K = 25 and K = 50 start to give us a more orderly looking decision boundary, but don’t make the mistake of thinking more orderly necessarily equals better. It also looks like there’s a lot more mixup between the classes. We can see that although the triangle class is problematic and has many outliers to begin with, there’s many more incorrectly classified triangles in these two graphs than in the ones with lower K’s. There’s also more incorrectly classified circles, but the square class seems to be doing better.
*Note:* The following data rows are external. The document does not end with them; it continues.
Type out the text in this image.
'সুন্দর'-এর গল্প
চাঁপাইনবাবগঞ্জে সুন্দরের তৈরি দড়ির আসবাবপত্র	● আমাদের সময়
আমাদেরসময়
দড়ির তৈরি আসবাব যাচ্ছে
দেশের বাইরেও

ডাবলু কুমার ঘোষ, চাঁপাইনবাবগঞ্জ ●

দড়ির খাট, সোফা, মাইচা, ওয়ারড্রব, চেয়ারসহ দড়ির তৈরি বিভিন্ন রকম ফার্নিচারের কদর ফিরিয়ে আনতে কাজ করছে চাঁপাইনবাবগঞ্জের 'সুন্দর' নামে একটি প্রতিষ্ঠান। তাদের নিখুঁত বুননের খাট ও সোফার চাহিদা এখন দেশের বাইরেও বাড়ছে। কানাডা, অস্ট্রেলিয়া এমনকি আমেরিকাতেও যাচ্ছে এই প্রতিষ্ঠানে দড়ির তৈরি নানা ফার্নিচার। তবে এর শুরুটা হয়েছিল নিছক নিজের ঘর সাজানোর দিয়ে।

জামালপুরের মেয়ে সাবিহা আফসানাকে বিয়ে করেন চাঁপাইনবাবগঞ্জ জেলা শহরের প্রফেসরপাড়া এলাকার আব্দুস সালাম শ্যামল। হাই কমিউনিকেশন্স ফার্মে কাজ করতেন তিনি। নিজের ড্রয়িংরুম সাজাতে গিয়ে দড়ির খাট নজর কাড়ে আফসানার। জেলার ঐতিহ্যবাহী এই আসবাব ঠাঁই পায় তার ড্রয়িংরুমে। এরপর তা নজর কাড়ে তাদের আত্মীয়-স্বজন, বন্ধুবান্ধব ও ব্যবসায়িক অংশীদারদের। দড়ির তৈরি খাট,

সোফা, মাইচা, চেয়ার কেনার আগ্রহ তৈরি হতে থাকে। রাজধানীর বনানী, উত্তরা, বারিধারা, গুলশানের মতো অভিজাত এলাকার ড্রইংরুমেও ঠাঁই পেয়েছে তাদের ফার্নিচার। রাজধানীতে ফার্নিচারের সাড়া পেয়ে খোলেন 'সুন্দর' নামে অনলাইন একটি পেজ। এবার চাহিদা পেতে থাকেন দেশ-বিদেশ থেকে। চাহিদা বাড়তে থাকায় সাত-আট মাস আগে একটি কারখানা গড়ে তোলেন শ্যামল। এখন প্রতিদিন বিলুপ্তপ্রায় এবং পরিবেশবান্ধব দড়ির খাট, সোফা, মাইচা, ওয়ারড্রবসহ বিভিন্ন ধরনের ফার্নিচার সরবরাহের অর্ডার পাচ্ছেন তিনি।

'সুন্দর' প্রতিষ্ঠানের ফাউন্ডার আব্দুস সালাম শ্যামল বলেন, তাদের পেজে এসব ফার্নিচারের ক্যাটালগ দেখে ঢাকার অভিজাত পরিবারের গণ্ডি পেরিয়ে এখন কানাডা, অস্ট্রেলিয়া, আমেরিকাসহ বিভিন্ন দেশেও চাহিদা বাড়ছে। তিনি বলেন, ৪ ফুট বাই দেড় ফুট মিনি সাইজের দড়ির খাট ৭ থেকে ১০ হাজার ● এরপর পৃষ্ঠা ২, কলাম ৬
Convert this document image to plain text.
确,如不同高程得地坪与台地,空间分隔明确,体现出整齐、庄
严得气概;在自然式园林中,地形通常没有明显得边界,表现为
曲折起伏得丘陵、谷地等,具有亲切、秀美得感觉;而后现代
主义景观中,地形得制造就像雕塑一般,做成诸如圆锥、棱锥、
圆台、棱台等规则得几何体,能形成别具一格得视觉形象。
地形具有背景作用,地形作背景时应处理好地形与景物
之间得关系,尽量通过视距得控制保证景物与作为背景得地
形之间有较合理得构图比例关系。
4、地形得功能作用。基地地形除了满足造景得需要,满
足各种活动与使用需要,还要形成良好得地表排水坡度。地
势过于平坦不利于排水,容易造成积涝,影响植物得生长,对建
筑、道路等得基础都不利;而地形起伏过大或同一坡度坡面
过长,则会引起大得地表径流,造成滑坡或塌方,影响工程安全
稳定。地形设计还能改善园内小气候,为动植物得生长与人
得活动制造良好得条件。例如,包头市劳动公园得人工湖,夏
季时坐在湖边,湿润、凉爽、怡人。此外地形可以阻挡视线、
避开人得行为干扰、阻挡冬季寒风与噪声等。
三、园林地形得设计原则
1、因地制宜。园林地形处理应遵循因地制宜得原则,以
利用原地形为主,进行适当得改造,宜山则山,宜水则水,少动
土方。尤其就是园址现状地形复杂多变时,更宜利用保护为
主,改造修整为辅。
I hope this gives you a good picture of what K Nearest Neighbors is and what it looks like. The tuning parameter (or hyperparameter) K is critical to getting a good KNN classifier as we’ve seen from the wine dataset example. Which of the K’s is necessarily better? That’s for you to decide based on what you’re doing with the classification and why you’re classifying it. I would say 10 or 15 seem to have the best decision boundaries. We can alternatively improve this by splitting the datasets into train/test and using the train data to create a decision region and the test to test and see how many points are classified correctly or incorrectly, but we’ll have to leave that to a future post.